Box launches Box Automate to speed up customers’ business with AI, CEO says

AI For Business


NEW YORK/SAN FRANCISCO, April 27: Box is launching a service built for artificial intelligence to streamline tedious tasks such as processing millions of invoices and extracting data from corporate documents, CEO Aaron Levy told Reuters on Monday.

In an interview at Reuters’ Momentum AI Summit in New York, Levy said the company will launch a service called Box Automate on Tuesday. It builds on other AI programs Box has developed to take advantage of enterprises’ vast and chaotic data.

Box Automate allows customers to specify how AI agents (programs that perform tasks with minimal instructions) can connect to business processes such as invoice management. The software allows AI agents to handle the grunt work, pull critical data from “every bill,” and set up quick decisions that employees can review, Levy said.

He said the software will be included with most of Box’s enterprise product plans. We also have the potential to upsell customers to Box’s Enterprise Advanced tier, which allows them to build agents that power this automation.

“We’re trying to balance how we can make this as available as possible with “definitely trying to make more revenue,” Levy said.

Box powers AI

Box, which Levy co-founded more than 20 years ago as a student, has recently been reinventing its cloud services around AI to win business and prevent disruption.

The Redwood City, Calif.-based company is navigating the crowded market for cloud computing with a focus on enabling AI from enterprise customers and other developers like Anthropic and OpenAI to achieve better results with content stored on Box.

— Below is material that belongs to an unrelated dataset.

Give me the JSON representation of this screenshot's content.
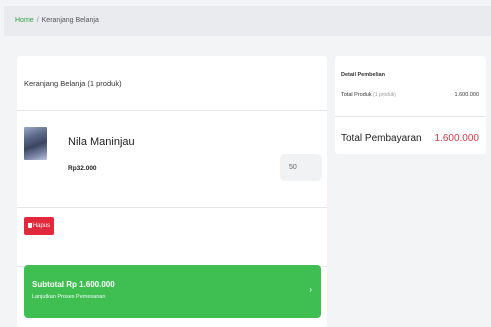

There is some skepticism in the market. Box’s stock has fallen more than 16% so far this year, as investors expect various software-as-a-service (SaaS) providers to be swept away by Anthropic’s enterprise focus in particular.

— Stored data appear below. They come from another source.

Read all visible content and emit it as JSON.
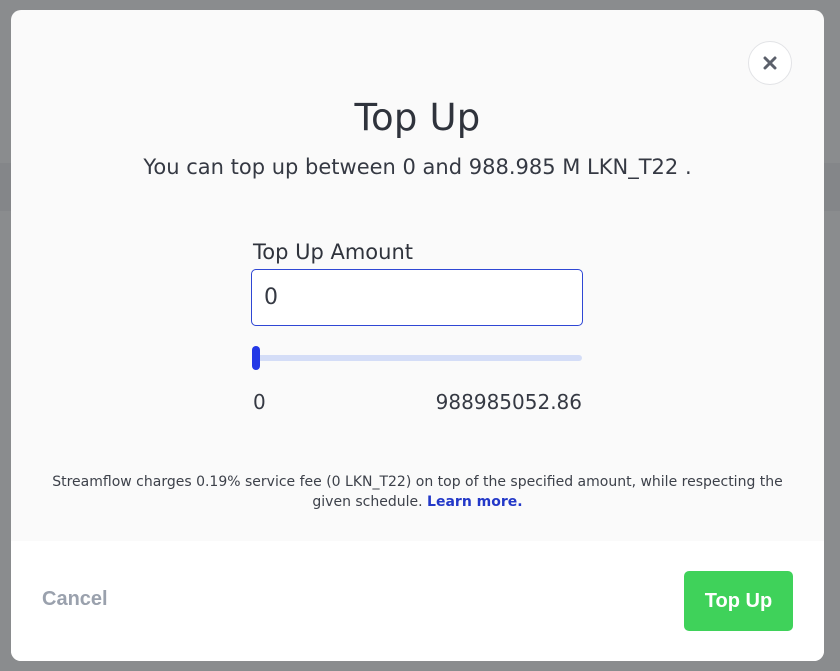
{
  "modal": {
    "title": "Top Up",
    "subtitle": "You can top up between 0 and 988.985 M LKN_T22 .",
    "amount_label": "Top Up Amount",
    "amount_value": "0",
    "slider": {
      "min_label": "0",
      "max_label": "988985052.86",
      "value_fraction": 0
    },
    "fee_note": "Streamflow charges 0.19% service fee (0 LKN_T22) on top of the specified amount, while respecting the given schedule.",
    "learn_more": "Learn more.",
    "cancel_label": "Cancel",
    "submit_label": "Top Up",
    "close_icon": "close-icon"
  },
  "colors": {
    "accent": "#2338e6",
    "submit": "#3fd25a",
    "link": "#2338c8"
  }
}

Levi doesn’t move. In his view, most companies won’t waste scarce resources trying to replicate what SaaS providers have spent years building, or ask companies like ChatGPT to do it for them using a technique known as vibecoding.

“We’re not going to vibecode an ERP system,” Levie says. “I don’t think you’re going to vibecode your CRM system. It’s simply too risky.”

Create invoices with AI

Asked what the board wants from Box in terms of AI, Levy said, “Probably more, more, more.”

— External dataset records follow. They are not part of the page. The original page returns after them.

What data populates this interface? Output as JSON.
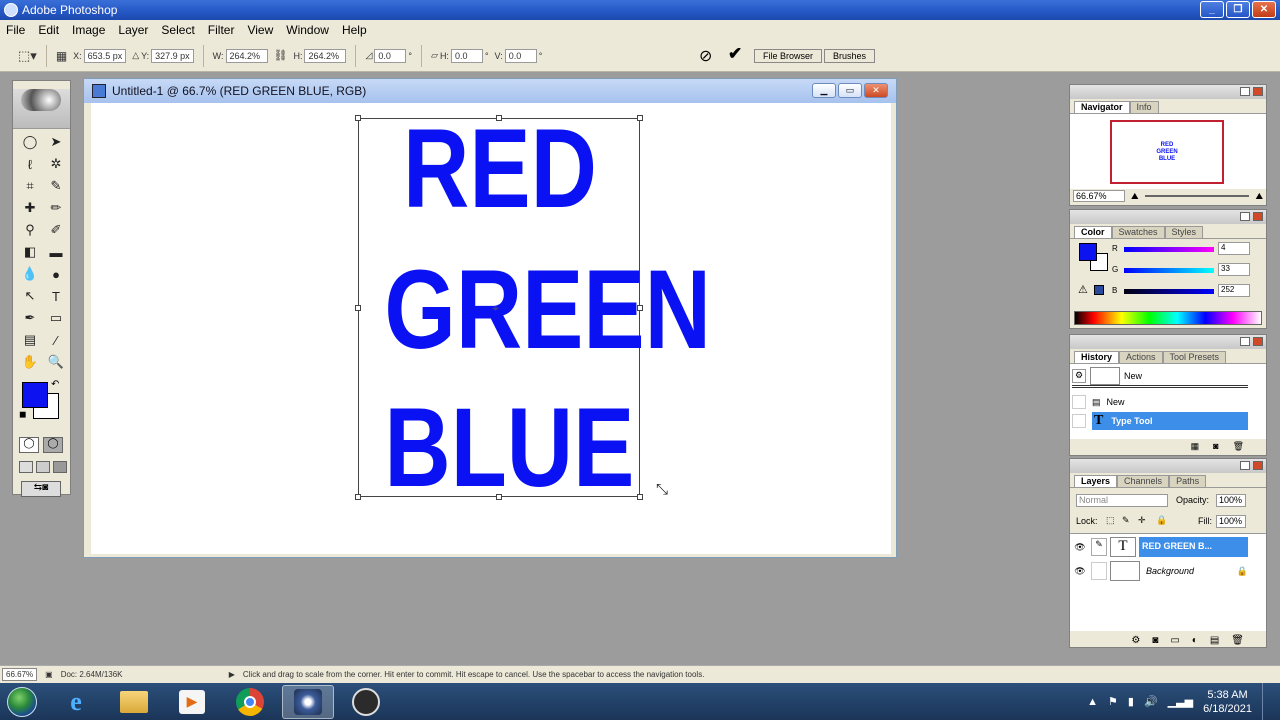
{
  "window": {
    "title": "Adobe Photoshop"
  },
  "menu": [
    "File",
    "Edit",
    "Image",
    "Layer",
    "Select",
    "Filter",
    "View",
    "Window",
    "Help"
  ],
  "options": {
    "x_label": "X:",
    "x_value": "653.5 px",
    "y_label": "Y:",
    "y_value": "327.9 px",
    "w_label": "W:",
    "w_value": "264.2%",
    "h_label": "H:",
    "h_value": "264.2%",
    "angle_value": "0.0",
    "skew_h_label": "H:",
    "skew_h_value": "0.0",
    "skew_v_label": "V:",
    "skew_v_value": "0.0"
  },
  "wells": [
    "File Browser",
    "Brushes"
  ],
  "document": {
    "title": "Untitled-1 @ 66.7% (RED GREEN BLUE, RGB)",
    "lines": [
      "RED",
      "GREEN",
      "BLUE"
    ],
    "text_color": "#0a12f4"
  },
  "colors": {
    "foreground": "#0c12f0",
    "background": "#ffffff"
  },
  "navigator": {
    "tabs": [
      "Navigator",
      "Info"
    ],
    "zoom": "66.67%",
    "thumb_lines": [
      "RED",
      "GREEN",
      "BLUE"
    ]
  },
  "color_panel": {
    "tabs": [
      "Color",
      "Swatches",
      "Styles"
    ],
    "r_label": "R",
    "r": "4",
    "g_label": "G",
    "g": "33",
    "b_label": "B",
    "b": "252"
  },
  "history": {
    "tabs": [
      "History",
      "Actions",
      "Tool Presets"
    ],
    "snapshot": "New",
    "items": [
      "New",
      "Type Tool"
    ]
  },
  "layers": {
    "tabs": [
      "Layers",
      "Channels",
      "Paths"
    ],
    "blend": "Normal",
    "opacity_label": "Opacity:",
    "opacity": "100%",
    "lock_label": "Lock:",
    "fill_label": "Fill:",
    "fill": "100%",
    "items": [
      {
        "name": "RED GREEN B...",
        "selected": true
      },
      {
        "name": "Background",
        "selected": false
      }
    ]
  },
  "status": {
    "zoom": "66.67%",
    "doc": "Doc: 2.64M/136K",
    "hint": "Click and drag to scale from the corner. Hit enter to commit. Hit escape to cancel. Use the spacebar to access the navigation tools."
  },
  "taskbar": {
    "time": "5:38 AM",
    "date": "6/18/2021"
  }
}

The challenge, which Levie likens to “a kind of schizophrenia,” is that even as boards and executives push for more AI adoption, they quickly question the return on investment and say, “I can’t believe we spent that much money on something like that.”

Currently, most of Box’s software is written by AI, Levy said.

But cost isn’t necessarily what keeps Box from reaching 100%. While some startups may brag about skipping code reviews and relying on many agents to do the work, Levy said that when Box serves some of the world’s largest institutions, the risk of AI messing up (for example, accidentally deleting a database) is too great. “We cannot afford such executions.”

Still, Levy himself tried his hand at AI coding, sending his staff samples he had built and asking them about the pace of their deliberations.

The point, he said, is not that Levy is trying to replace the CEO job with an engineering job, but that learning how AI works is important for any executive.

“There’s a journey that you go through…with a little bit of AI, you think, ‘Oh my gosh, my whole business is going to be automated.'”

“And when you use AI a lot, you say, ‘Oh my gosh, we need humans in almost every part,'” he said.